17 March 2015 Children and youth are a major part of community-level responses to disasters and must play an important role in risk reduction, United Nations officials said today in Sendai, Japan, with the head of the UN Children's Fund (UNICEF) challenging a gathering of youth representatives to demand that they be involved in processes that impact them.
“We cannot prevent floods, droughts and storms but with better planning, preparation and response, these things don't have to become disasters – and they won't, if we listen to those who know their local communities the best,” UNICEF Executive Director Anthony Lake told a side event in Sendai, Japan, as part of the Third World Conference on Disaster Risk Reduction.
Taking up the title of the event – 'Children and Youth - Don't Decide My Future Without Me' – to challenge the energetic participants, Mr. Lake said every child in every community deserves every opportunity to thrive. Disaster preparedness must reflect needs of every child everywhere. Let us be involved! Demand it!”
Illustrating the vital need for such participation, he said that since the end of the 1990's, climate change-related disasters affected some 60 million children, while in the coming decades, that number was expected to rise to 200 million, putting even more children at risk of dying, being out of school and facing risk of trafficking and exploitation. And indeed, it was the poorest, most isolated and most vulnerable that would be most at risk.
Yet there has been some solid progress, including in the Sendai area, which was devastated in 2011 by a tsunami and flood. Evacuation drills, teacher training and preparation of emergency packs were but a few examples of the programmes under way in local elementary schools.
Spotlighting other examples, he said community-based health care in Niger had saved some 60,000 children in 2009 alone; early warning systems and cyclone-resistant classrooms in Madagascar had ensured that no child died in a disaster-related incident there since 2006.
In many areas, children and youth were getting involved, said Mr.
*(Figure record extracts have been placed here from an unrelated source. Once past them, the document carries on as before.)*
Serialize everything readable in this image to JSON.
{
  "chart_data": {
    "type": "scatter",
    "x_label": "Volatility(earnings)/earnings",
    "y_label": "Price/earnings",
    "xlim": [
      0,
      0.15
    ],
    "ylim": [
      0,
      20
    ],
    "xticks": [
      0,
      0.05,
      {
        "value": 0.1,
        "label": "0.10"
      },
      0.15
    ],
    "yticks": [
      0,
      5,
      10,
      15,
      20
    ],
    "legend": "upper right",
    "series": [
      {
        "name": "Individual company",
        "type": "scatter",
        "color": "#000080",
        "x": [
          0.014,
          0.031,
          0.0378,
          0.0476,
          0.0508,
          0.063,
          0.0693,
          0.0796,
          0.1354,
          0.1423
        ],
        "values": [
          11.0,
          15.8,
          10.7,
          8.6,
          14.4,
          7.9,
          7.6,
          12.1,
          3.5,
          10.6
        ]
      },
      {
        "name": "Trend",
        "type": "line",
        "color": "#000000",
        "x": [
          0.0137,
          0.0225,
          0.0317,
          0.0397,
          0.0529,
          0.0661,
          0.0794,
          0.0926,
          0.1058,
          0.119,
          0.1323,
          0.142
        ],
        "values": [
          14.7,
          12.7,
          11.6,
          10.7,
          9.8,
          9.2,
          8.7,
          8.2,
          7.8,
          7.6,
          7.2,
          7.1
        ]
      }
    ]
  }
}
Lake, noting that in Nepal, children's maps of their communities and schools had been included in preparedness exercises.
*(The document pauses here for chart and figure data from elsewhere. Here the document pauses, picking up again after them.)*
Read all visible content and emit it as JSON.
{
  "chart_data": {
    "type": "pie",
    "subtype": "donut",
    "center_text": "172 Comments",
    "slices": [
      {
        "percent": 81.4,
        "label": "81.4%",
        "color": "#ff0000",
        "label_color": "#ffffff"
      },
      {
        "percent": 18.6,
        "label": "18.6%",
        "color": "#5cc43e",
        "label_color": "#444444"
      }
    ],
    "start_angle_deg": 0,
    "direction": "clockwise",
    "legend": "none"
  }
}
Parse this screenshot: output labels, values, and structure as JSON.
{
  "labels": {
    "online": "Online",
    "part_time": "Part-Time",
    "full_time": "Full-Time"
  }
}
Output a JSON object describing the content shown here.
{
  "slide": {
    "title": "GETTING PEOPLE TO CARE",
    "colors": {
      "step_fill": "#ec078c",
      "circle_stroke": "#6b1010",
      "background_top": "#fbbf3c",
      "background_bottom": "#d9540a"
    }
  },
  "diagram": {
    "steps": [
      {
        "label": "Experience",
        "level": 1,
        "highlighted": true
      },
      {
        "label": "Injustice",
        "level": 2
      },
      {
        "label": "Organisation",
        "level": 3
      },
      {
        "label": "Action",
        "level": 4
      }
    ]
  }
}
Ahmad Alendhawi, UN Special Envoy for Youth, who moderated the event, said children and youth have proven that they are “part of the response and part of the solution”
“Young people and children are not coming to [intergovernmental negotiations] to be cool,” he continued, explaining that boosting youth participation has been a major shift in the way the United Nations is doing business. “Engaging young people in a systematic way is not a seasonal exercise; half of the world population is under 25 years of age,” so it would benefit no one to ignore this.